Adrenalina

L'adrenalina o epinefrina è una molecola che, nei vertebrati superiori, assolve a numerose funzioni. Per la sua caratteristica di aumentare la frequenza cardiaca è considerato il principale ormone sintetizzato nelle reazioni di "attacco e fuga", dove l'organismo si prepara ad affrontare un imminente pericolo. L'adrenalina fa parte delle catecolamine giacché presenta un gruppo catecolico (diidrossi-ortobenzene) che un gruppo aminico.

Struttura dell

Struttura dell'adrenalina

L'adrenalina è un neuro-ormone poiché ha un ruolo nella segnalazione neuronale di alcune sinapsi.

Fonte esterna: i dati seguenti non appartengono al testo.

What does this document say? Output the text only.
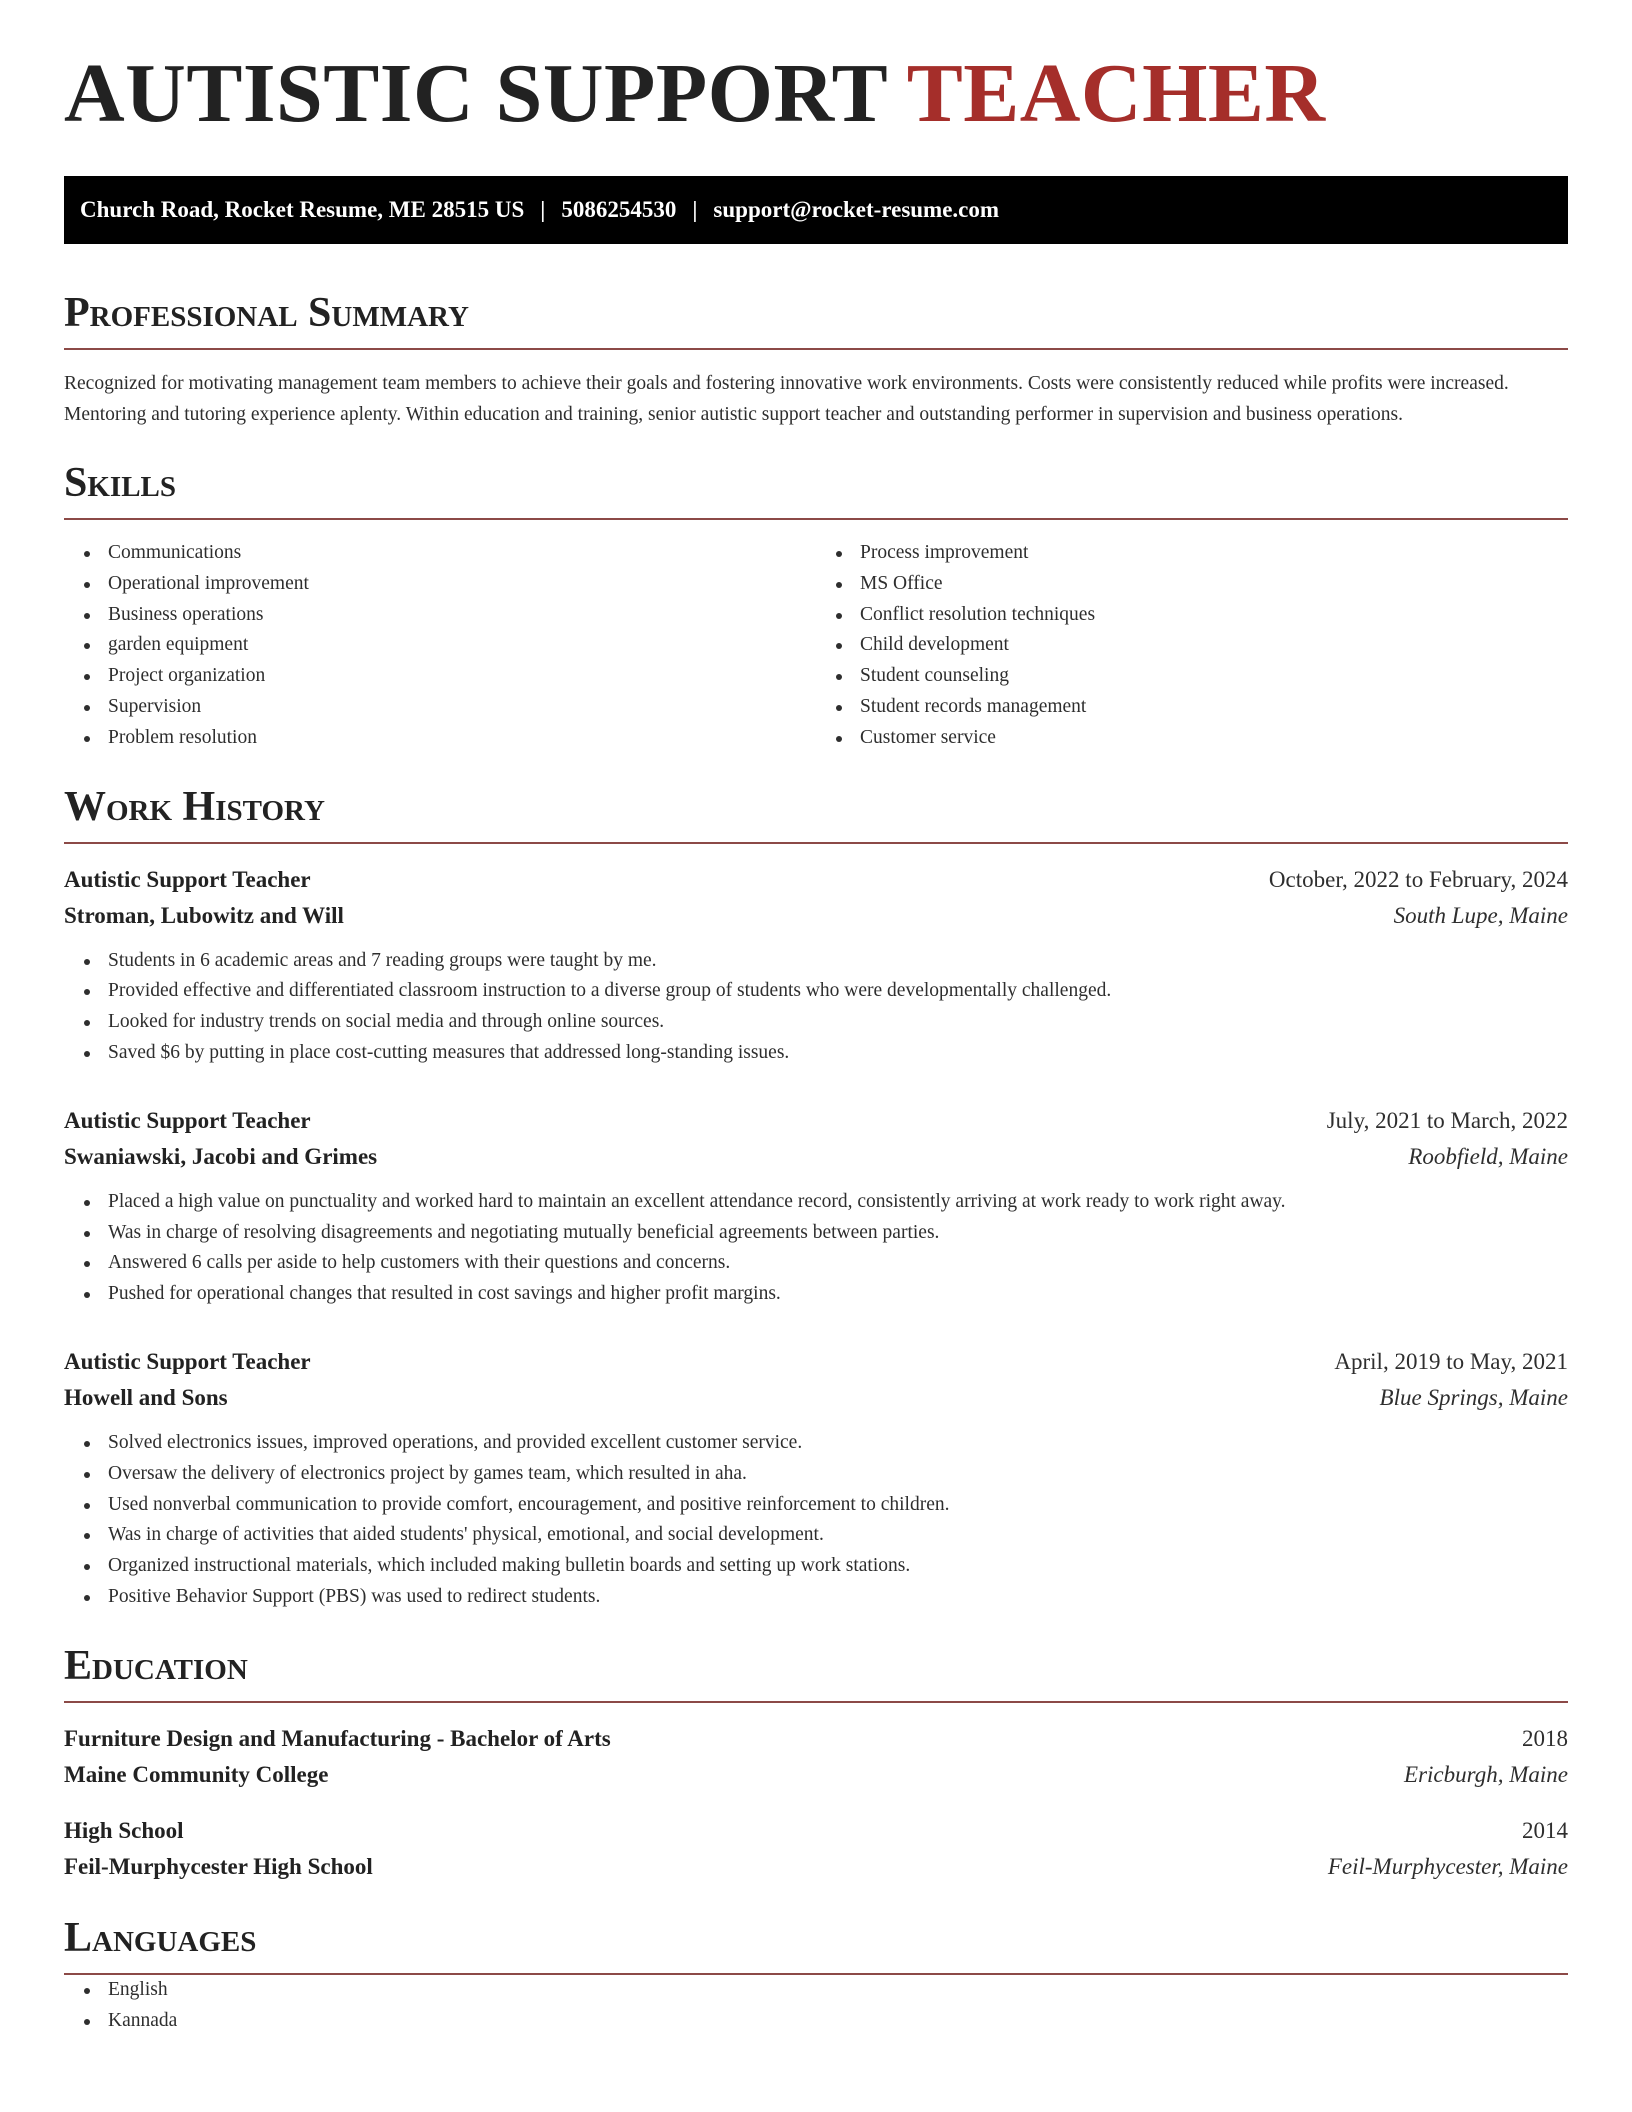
AUTISTIC SUPPORT TEACHER
Church Road, Rocket Resume, ME 28515 US | 5086254530 | support@rocket-resume.com
Professional Summary

Recognized for motivating management team members to achieve their goals and fostering innovative work environments. Costs were consistently reduced while profits were increased. Mentoring and tutoring experience aplenty. Within education and training, senior autistic support teacher and outstanding performer in supervision and business operations.

Skills
Communications
Operational improvement
Business operations
garden equipment
Project organization
Supervision
Problem resolution
Process improvement
MS Office
Conflict resolution techniques
Child development
Student counseling
Student records management
Customer service
Work History
Autistic Support Teacher	October, 2022 to February, 2024
Stroman, Lubowitz and Will	South Lupe, Maine
Students in 6 academic areas and 7 reading groups were taught by me.
Provided effective and differentiated classroom instruction to a diverse group of students who were developmentally challenged.
Looked for industry trends on social media and through online sources.
Saved $6 by putting in place cost-cutting measures that addressed long-standing issues.
Autistic Support Teacher	July, 2021 to March, 2022
Swaniawski, Jacobi and Grimes	Roobfield, Maine
Placed a high value on punctuality and worked hard to maintain an excellent attendance record, consistently arriving at work ready to work right away.
Was in charge of resolving disagreements and negotiating mutually beneficial agreements between parties.
Answered 6 calls per aside to help customers with their questions and concerns.
Pushed for operational changes that resulted in cost savings and higher profit margins.
Autistic Support Teacher	April, 2019 to May, 2021
Howell and Sons	Blue Springs, Maine
Solved electronics issues, improved operations, and provided excellent customer service.
Oversaw the delivery of electronics project by games team, which resulted in aha.
Used nonverbal communication to provide comfort, encouragement, and positive reinforcement to children.
Was in charge of activities that aided students' physical, emotional, and social development.
Organized instructional materials, which included making bulletin boards and setting up work stations.
Positive Behavior Support (PBS) was used to redirect students.
Education
Furniture Design and Manufacturing - Bachelor of Arts	2018
Maine Community College	Ericburgh, Maine
High School	2014
Feil-Murphycester High School	Feil-Murphycester, Maine
Languages
English
Kannada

Biosintesi dell'adrenalina

L'adrenalina è sintetizzata a livello delle cellule della midollare del surrene e in alcuni neuroni. Il precursore dell'adreanlina è la tirosina, un aminoacido di tipo aromatico. La tirosina è sottoposta ad una serie di reazioni favorite da enzimi dalle quali si ottiene un importante intermedio: la dopamina

Ruolo fisiologico

L'adrenalina è coinvolta in numerosi processi. L'aumento di concentrazione, nel sangue, determina una vasodilatazione e l'aumento di frequenza cardiaca. Per questa ragione l'adreanlina è il primo farmaco somministrato in caso di shock anafilattico. Per migliorare la reazione di "attacco e fuga", la biosintesi e la liberazione di adrenalina, o la sua assunzione esogena, determina un maggiore afflusso di sangue nei muscoli e un correlato aumento della glicemia. L'adrenalina, infatti, modula l'azione del pancreas nel suo ruolo di secrezione di insulina. Una concentrazione elevata di adrenalina, difatti, inibisce la secrezione di insulina che, a sua volta, determina un aumento della concentrazione di glucosio nel sangue.

Adrenalina e inibizione della percezione del dolore

L'adrenalina è capace di inibire, temporaneamente, la percezione cosciente del dolore operando un'azione sulle vie sensoriali, nello specifico nella via anterolaterale. L'adrenalina, liberata nel torrente ematico, stimola a livello dei centri superiori una risposta inibitoria che giunge fino a un interneurone inibitorio che, a sua volta, produce un potente inibiotore chiamato encefalina. L'encefalina blocca la trasmissione sinaptica tra neurone di primo ordine e neurone di secondo ordine. Per questa ragione, in situazione di pericolo, il corpo non sembra temporaneamente percepire eventuali stimoli di natura dolorosa.